We attach the AWSLambdaBasicExecutionRole to the IAM role we created in Step 9.
Next, we allocate permissions to the Lambda function to “AllowExecutionFromAPIGateway”.
resource "aws_iam_role_policy_attachment" "lambda_basic" {
policy_arn = "arn:aws:iam::aws:policy/service-role/AWSLambdaBasicExecutionRole"
role = aws_iam_role.iam_for_lambda.name
}
resource "aws_lambda_permission" "apigw_lambda" {
statement_id = "AllowExecutionFromAPIGateway"
action = "lambda:InvokeFunction"
function_name = aws_lambda_function.test_lambda.function_name
principal = "apigateway.amazonaws.com"
source_arn = "${aws_api_gateway_rest_api.countVisitors.execution_arn}///"
}
This is all the infrastructure element we need. Now we will need to build CI/CD blocks to deploy the website.
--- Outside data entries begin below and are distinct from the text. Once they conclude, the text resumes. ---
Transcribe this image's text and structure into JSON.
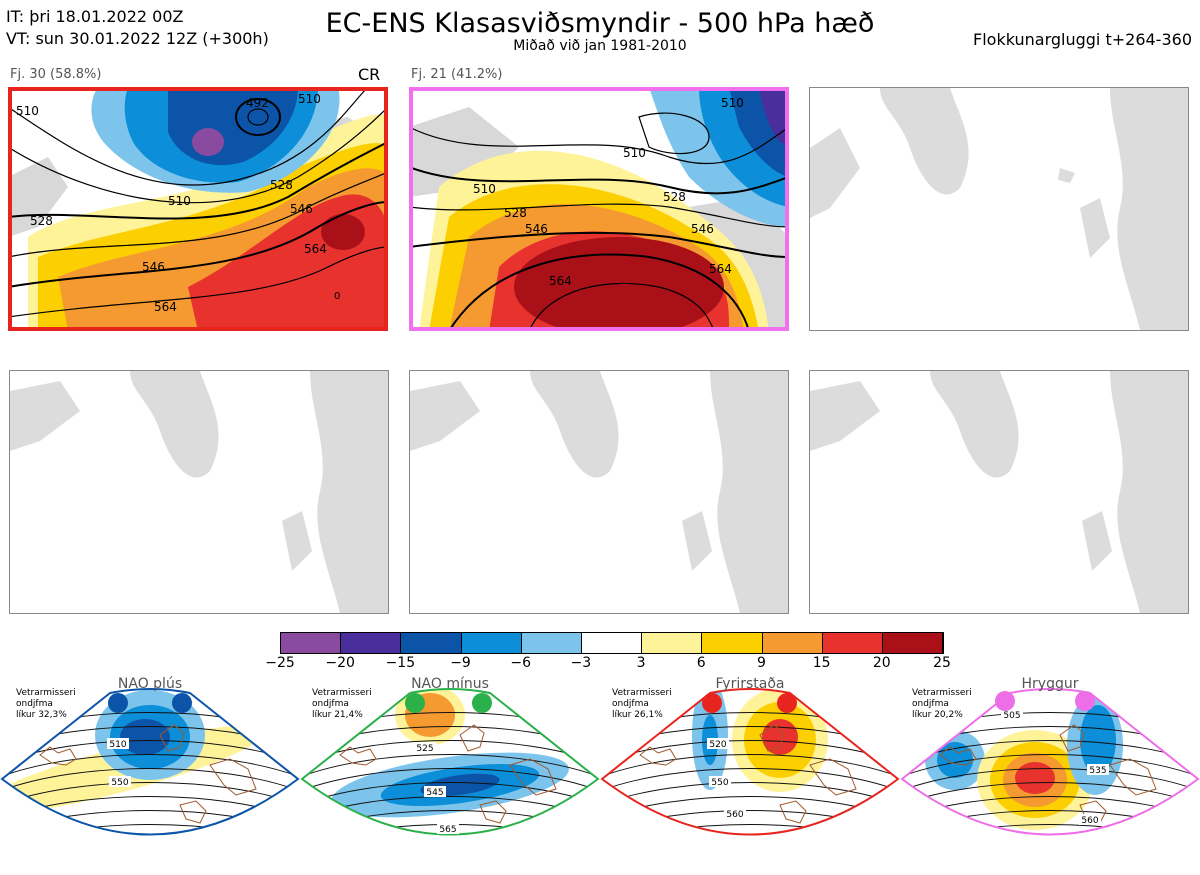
{
  "header": {
    "it_line": "IT: þri 18.01.2022 00Z",
    "vt_line": "VT: sun 30.01.2022 12Z  (+300h)",
    "title": "EC-ENS Klasasviðsmyndir - 500 hPa hæð",
    "subtitle": "Miðað við jan 1981-2010",
    "window": "Flokkunargluggi t+264-360"
  },
  "clusters": [
    {
      "label": "Fj. 30 (58.8%)",
      "regime": "CR",
      "border_color": "#e8241f",
      "contours": [
        "510",
        "492",
        "510",
        "510",
        "528",
        "546",
        "528",
        "546",
        "564",
        "564",
        "0"
      ]
    },
    {
      "label": "Fj. 21 (41.2%)",
      "regime": "",
      "border_color": "#f070f0",
      "contours": [
        "510",
        "510",
        "510",
        "528",
        "528",
        "546",
        "546",
        "564",
        "564"
      ]
    }
  ],
  "colorbar": {
    "ticks": [
      "−25",
      "−20",
      "−15",
      "−9",
      "−6",
      "−3",
      "3",
      "6",
      "9",
      "15",
      "20",
      "25"
    ],
    "colors": [
      "#8a4aa0",
      "#4a2f9c",
      "#0b54a8",
      "#0c8fd8",
      "#7cc4ec",
      "#ffffff",
      "#fff39a",
      "#fcd000",
      "#f59a30",
      "#e8322e",
      "#aa1018"
    ]
  },
  "regimes": [
    {
      "name": "NAO plús",
      "note": [
        "Vetrarmisseri",
        "ondjfma",
        "líkur 32,3%"
      ],
      "color": "#0b54a8",
      "labels": [
        "510",
        "550"
      ]
    },
    {
      "name": "NAO mínus",
      "note": [
        "Vetrarmisseri",
        "ondjfma",
        "líkur 21,4%"
      ],
      "color": "#2bb04a",
      "labels": [
        "525",
        "545",
        "565"
      ]
    },
    {
      "name": "Fyrirstaða",
      "note": [
        "Vetrarmisseri",
        "ondjfma",
        "líkur 26,1%"
      ],
      "color": "#e8241f",
      "labels": [
        "520",
        "550",
        "560"
      ]
    },
    {
      "name": "Hryggur",
      "note": [
        "Vetrarmisseri",
        "ondjfma",
        "líkur 20,2%"
      ],
      "color": "#ee6ee8",
      "labels": [
        "505",
        "535",
        "560"
      ]
    }
  ]
}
Once the deployment is completed we can see Lambda Function is successfully integrated with the API Gateway.
9. Step 10: Create the GitHub Actions workflow.
Now we take an exception from the original AWSResumeChallenge.
We build two pipelines, one to deploy the complete infrastructure element and the other to destroy the entire block so that we can build and rebuild.
We will also have to run the pipeline twice for the complete deployment.
First time we will run the pipeline to deploy all the resources retrieve the URL for our API and update the index.html code. The pipeline Terraform Infrastructure Change Management Pipeline with GitHub Actions will get triggered automatically after each deployment.
We can access the website by the URL from the CloudFront domain name column.
We can see from the network tab in developer tools, that our newly created API is invoked to get the visitors count.
Our static website is updated with the data received from the API.